The poor closed transmission qualities of the power lines meant they radiated most of their energy. While the industry worked hard to protect incumbent users of the spectrum–read ham radio and land mobile emergency services–the lines radiate so much that there really is no way for them to reliably comply with the original FCC Part 15 rules unless amended to specifically excuse the industry. In local trials, we measured little radiation on frequencies used by hams and the state. The worst emissions were produced on parts of the AM band by one of the power supplies used for a BPL modem. SDG&E involved hams, emergency communications users, and me as representative of broadcasters in an effort to monitor their BPL experiments, and that was a commendable move. Nonetheless, they energized power lines and radiated RF.
BPL has reminded me of the huge coal plant 16 miles from the Grand Canyon. The haze harmed the view of the canyon from the day it opened, but why should we purposefully foul the air anywhere if it isn’t necessary? Your government backed an inherently harmful technology when it could just as easily require scrubbers or not allow the burning of coal for power at all.
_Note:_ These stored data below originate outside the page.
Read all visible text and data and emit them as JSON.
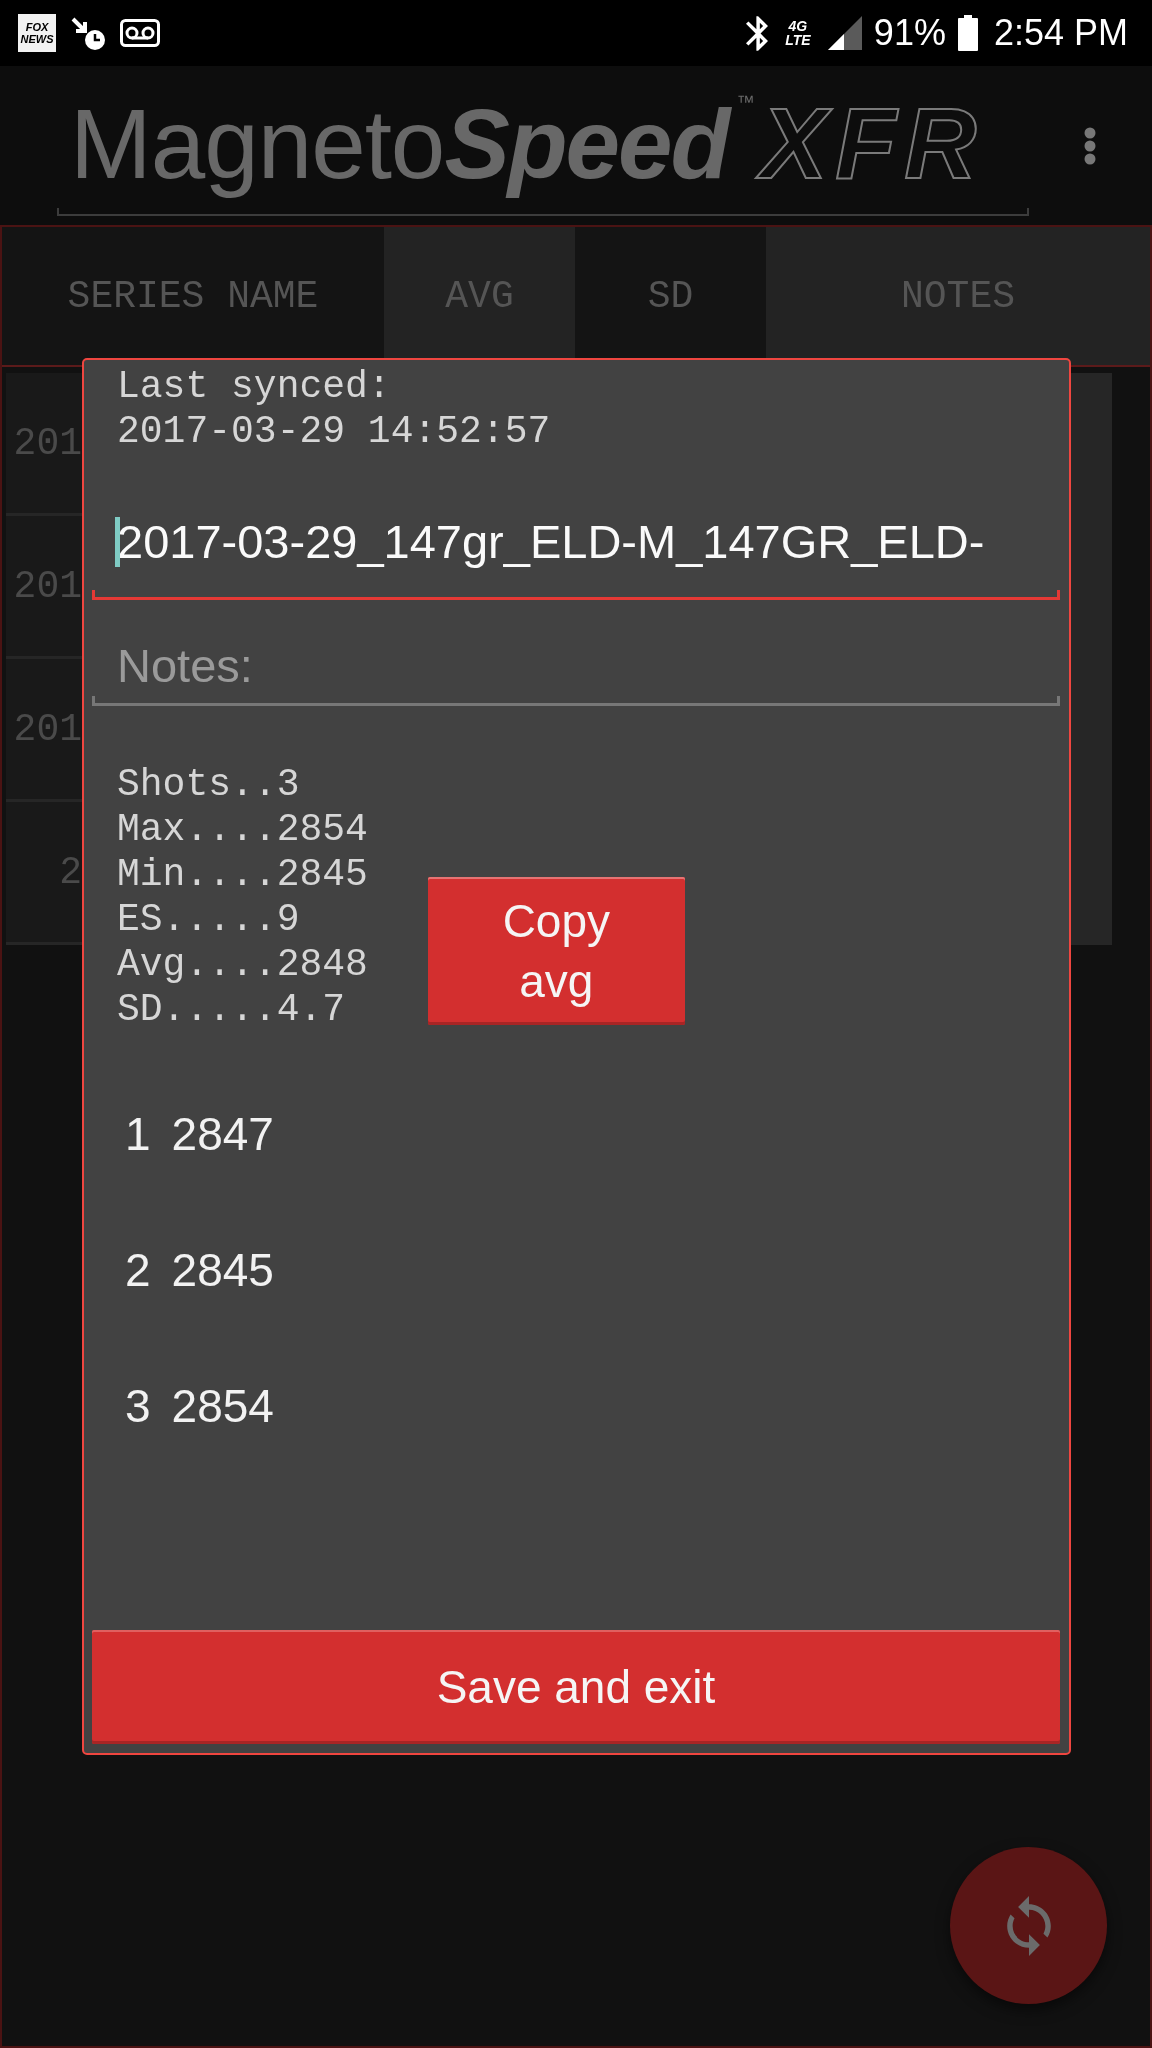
{
  "status_bar": {
    "news_badge": "FOX NEWS",
    "network": "4G LTE",
    "battery": "91%",
    "time": "2:54 PM"
  },
  "app_bar": {
    "logo": {
      "word_1": "Magneto",
      "word_2": "Speed",
      "trademark": "™",
      "badge": "XFR"
    }
  },
  "table": {
    "columns": [
      "SERIES NAME",
      "AVG",
      "SD",
      "NOTES"
    ],
    "rows": [
      {
        "series_name": "201"
      },
      {
        "series_name": "201"
      },
      {
        "series_name": "201"
      },
      {
        "series_name": "2"
      }
    ]
  },
  "dialog": {
    "last_synced": [
      "Last synced:",
      "2017-03-29 14:52:57"
    ],
    "name_field": {
      "value": "2017-03-29_147gr_ELD-M_147GR_ELD-",
      "focused": true
    },
    "notes_field": {
      "placeholder": "Notes:",
      "focused": false
    },
    "stats": [
      "Shots..3",
      "Max....2854",
      "Min....2845",
      "ES.....9",
      "Avg....2848",
      "SD.....4.7"
    ],
    "copy_button": "Copy avg",
    "shots": [
      {
        "number": "1",
        "velocity": "2847"
      },
      {
        "number": "2",
        "velocity": "2845"
      },
      {
        "number": "3",
        "velocity": "2854"
      }
    ],
    "save_button": "Save and exit"
  }
}
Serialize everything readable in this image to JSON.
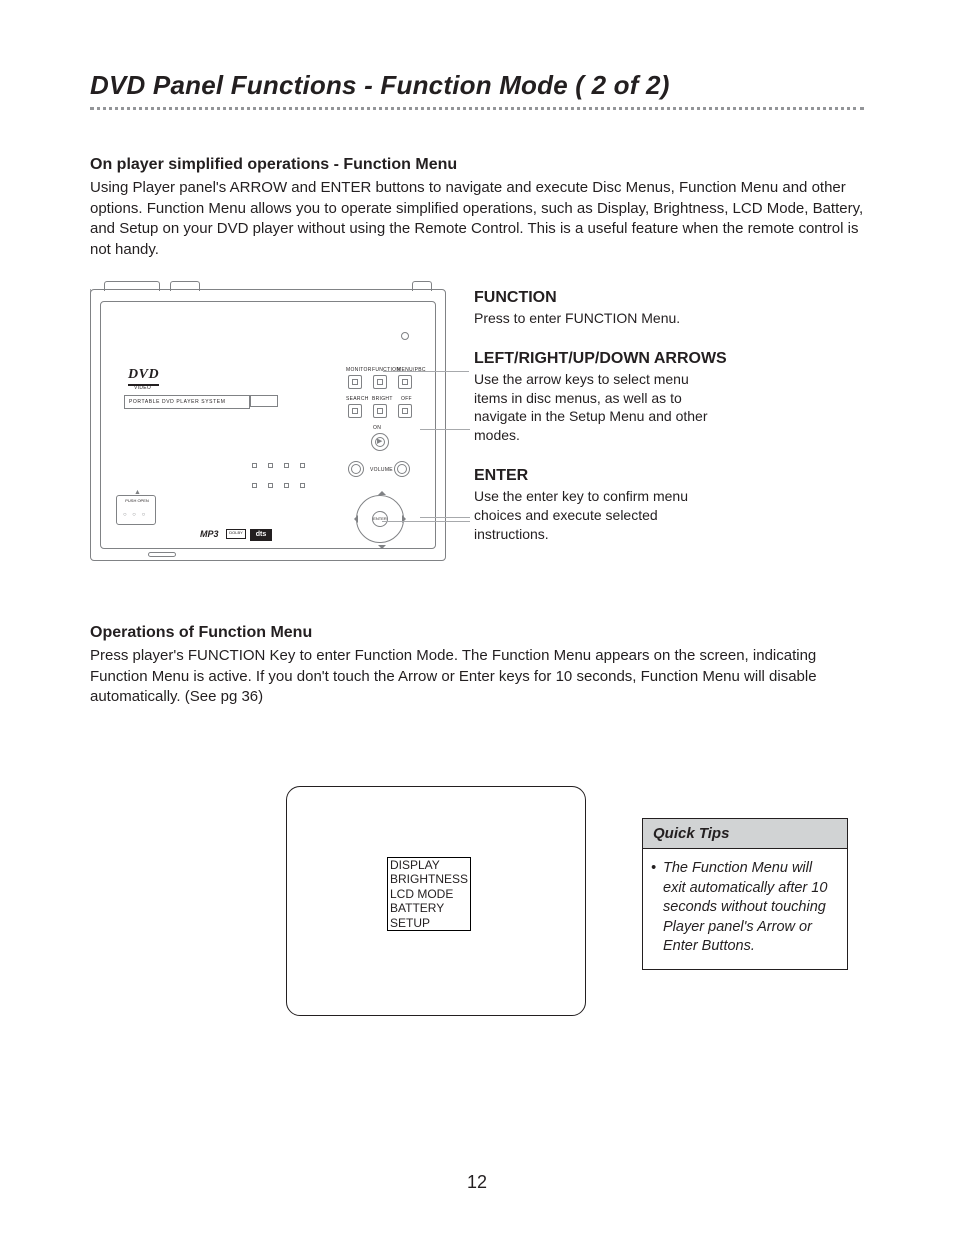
{
  "title": "DVD Panel Functions - Function Mode ( 2 of 2)",
  "section1": {
    "heading": "On player simplified operations - Function Menu",
    "body": "Using Player panel's  ARROW and ENTER buttons to navigate and execute Disc Menus, Function Menu and other options. Function Menu allows you to operate simplified operations, such as Display, Brightness, LCD Mode, Battery, and Setup on your DVD player without using the Remote Control. This is a useful feature when the remote control is not handy."
  },
  "diagram": {
    "dvd_logo": "DVD",
    "dvd_sub": "VIDEO",
    "device_label": "PORTABLE DVD PLAYER SYSTEM",
    "btn_labels_row1": [
      "MONITOR",
      "FUNCTION",
      "MENU/PBC"
    ],
    "btn_labels_row2": [
      "SEARCH",
      "BRIGHT",
      "OFF"
    ],
    "onoff": "ON",
    "volume": "VOLUME",
    "enter": "ENTER",
    "eject_label": "PUSH OPEN",
    "mp3": "MP3",
    "dolby": "DOLBY",
    "dts": "dts"
  },
  "callouts": [
    {
      "heading": "FUNCTION",
      "body": "Press to enter FUNCTION Menu."
    },
    {
      "heading": "LEFT/RIGHT/UP/DOWN ARROWS",
      "body": "Use the arrow keys to select menu items in disc menus, as well as to navigate in the Setup Menu and other modes."
    },
    {
      "heading": "ENTER",
      "body": "Use the enter key to confirm menu choices and execute selected instructions."
    }
  ],
  "section2": {
    "heading": "Operations of Function Menu",
    "body": "Press player's FUNCTION Key to enter Function Mode. The Function Menu appears on the screen, indicating Function Menu is active. If you don't touch the Arrow or Enter keys for 10 seconds, Function Menu will disable automatically. (See pg 36)"
  },
  "function_menu_items": [
    "DISPLAY",
    "BRIGHTNESS",
    "LCD MODE",
    "BATTERY",
    "SETUP"
  ],
  "quick_tips": {
    "heading": "Quick Tips",
    "items": [
      "The Function Menu will exit automatically after 10 seconds without touching Player panel's Arrow or Enter Buttons."
    ]
  },
  "page_number": "12"
}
It’s legalized pollution.
Follow the Money
Terry Snow, local engineering coordinator for SDG&E, told me they ended local BPL trials in mid-2007 and removed the equipment soon thereafter. The utility determined that BPL simply isn’t economically feasible.
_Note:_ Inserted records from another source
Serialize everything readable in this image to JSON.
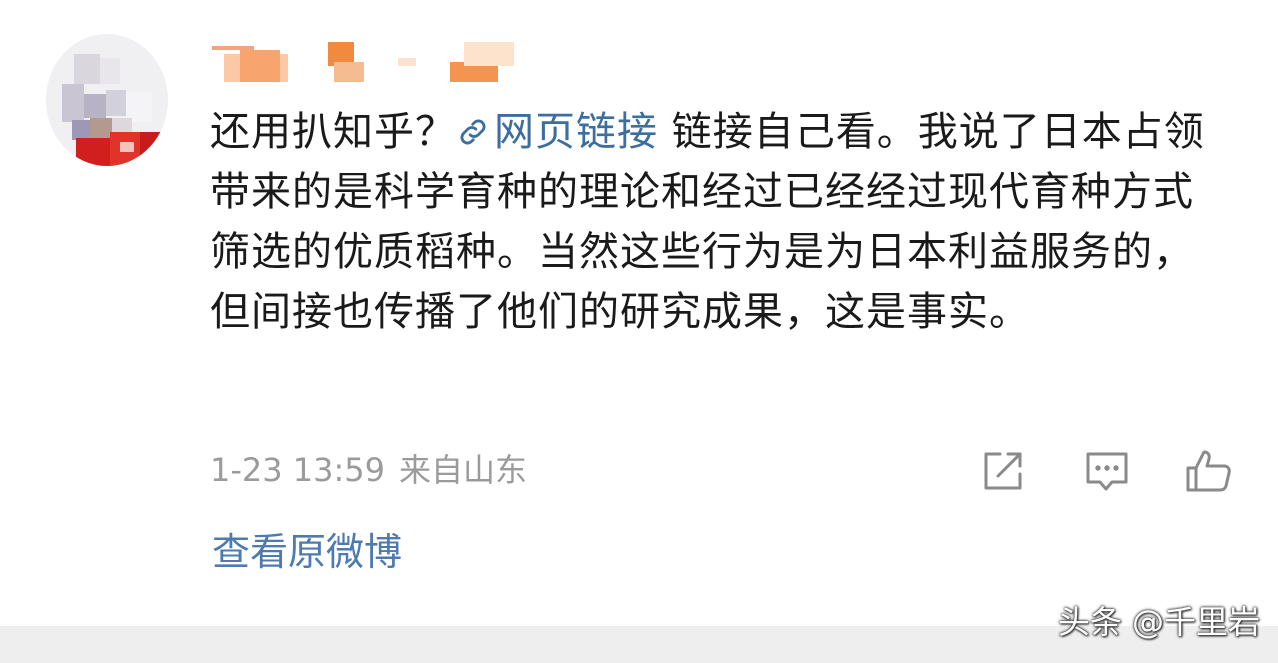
{
  "comment": {
    "prefix": "还用扒知乎？",
    "link_label": "网页链接",
    "body": "链接自己看。我说了日本占领带来的是科学育种的理论和经过已经经过现代育种方式筛选的优质稻种。当然这些行为是为日本利益服务的，但间接也传播了他们的研究成果，这是事实。"
  },
  "meta": {
    "timestamp": "1-23 13:59",
    "location": "来自山东"
  },
  "actions": {
    "share_icon": "share-icon",
    "reply_icon": "comment-icon",
    "like_icon": "thumbs-up-icon"
  },
  "view_original": "查看原微博",
  "watermark": "头条 @千里岩",
  "colors": {
    "text": "#1a1a1a",
    "link": "#3c6e9e",
    "meta": "#9b9b9b",
    "view_original": "#4f7ab0"
  }
}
Why is this? BPL as an internet service alternative for consumers, as envisioned by non-technical regulators, doesn’t pencil out. All the stuff required to modulate power lines designed for 60 Hz service simply is too expensive to supply a few homes in a neighborhood. The FCC said they wanted a competitive internet service for consumers to keep the price down, but they assumed the science would work economically. It hasn’t.
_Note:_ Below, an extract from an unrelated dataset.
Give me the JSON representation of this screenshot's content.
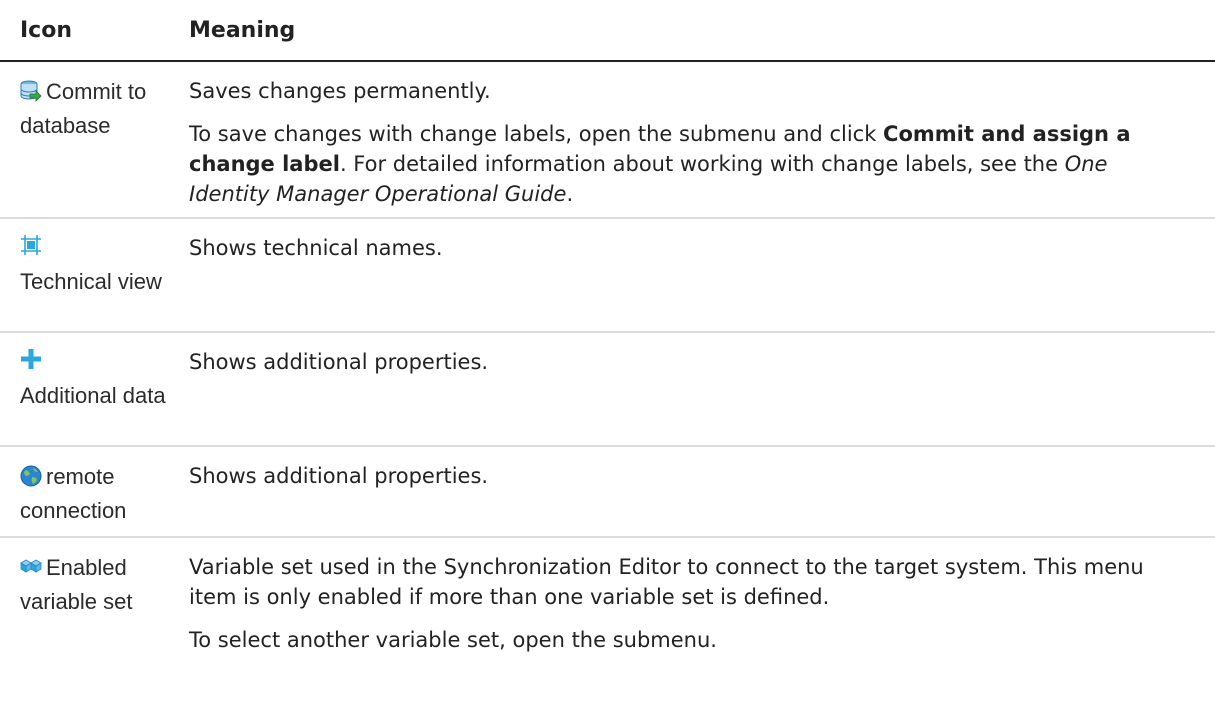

So how do utilities with BPL now, like those in Manassas, Virginia, make it work? First, you have to ignore those who complain about spectrum interference. The American Radio Relay League, the ham radio lobby, has battled the FCC for years to get them to enforce their own interference rules. Manassas hams are screaming for relief from the blanket of noise.
Second, BPL isn’t about internet service for you and me–it’s about advanced metering infrastructure (AMI). The derivative of AMR, or Automatic Meter Reading, is the technology that allows utilities to measure and control how much power you use at what times of the day. In fact, Terry Snow says, the California PUC specifically forbade them from selling internet service to the public.
You see, companies like those in Manassas can’t afford BPL unless it is subsidized by rate increases for all electric power users, and the CPUC said they could use the rate increase for AMI. But they aren’t allowed to charge all consumers for a service that would benefit only those few consumers willing to pay an additional premium.
Power generating plants and lines are not only very expensive to install, nobody wants them in their neighborhood. And once the systems are in, the power companies don’t want to have to rebuild them because you are using more power for your new spa or third TV. Peak power is the problem. Utilities are very good at providing power for your normal needs day after day. But when it gets hot around here, they can just barely supply enough juice at 4 PM.
The utilities have asked us to conserve power, but nothing works as well as good, old-fashioned supply and demand. If the electric company charges, say, 10 times as much for power delivered at 4 PM on a hot day than they do for power delivered at 4 AM, people will be more mindful of their air conditioning settings and run the dishwasher when demand and rates are lower. It makes sense if you believe in classical capitalism. But remember that this is a regulated monopoly. Utilities like demand pricing because they can profit from figuring the rates in such a way that the median charge for energy increases.
It turns out that the cost of implementing AMI for the general public is big. So big, the utility group UCAN says the best case scenario is for a 25-year payback, and worst-case has the costs just never paid off. UCAN suggests for peak demand control a series of measures from conservation incentives to large-user controls to voluntary peak cutoff systems. I had a radio subcarrier receiver in an apartment in Utah that the utility could use to cutoff the air conditioner if peak demand in the neighborhood grew too high. At Bay City TV, we participate in a peak generation program, running a generator and taking our facility off-line by request when demand gets dangerously high.
SDG&E and other utilities continue to explore peak demand controls and AMI, but the definitive method of measuring and controlling electrical power delivery hasn’t been determined or implemented yet.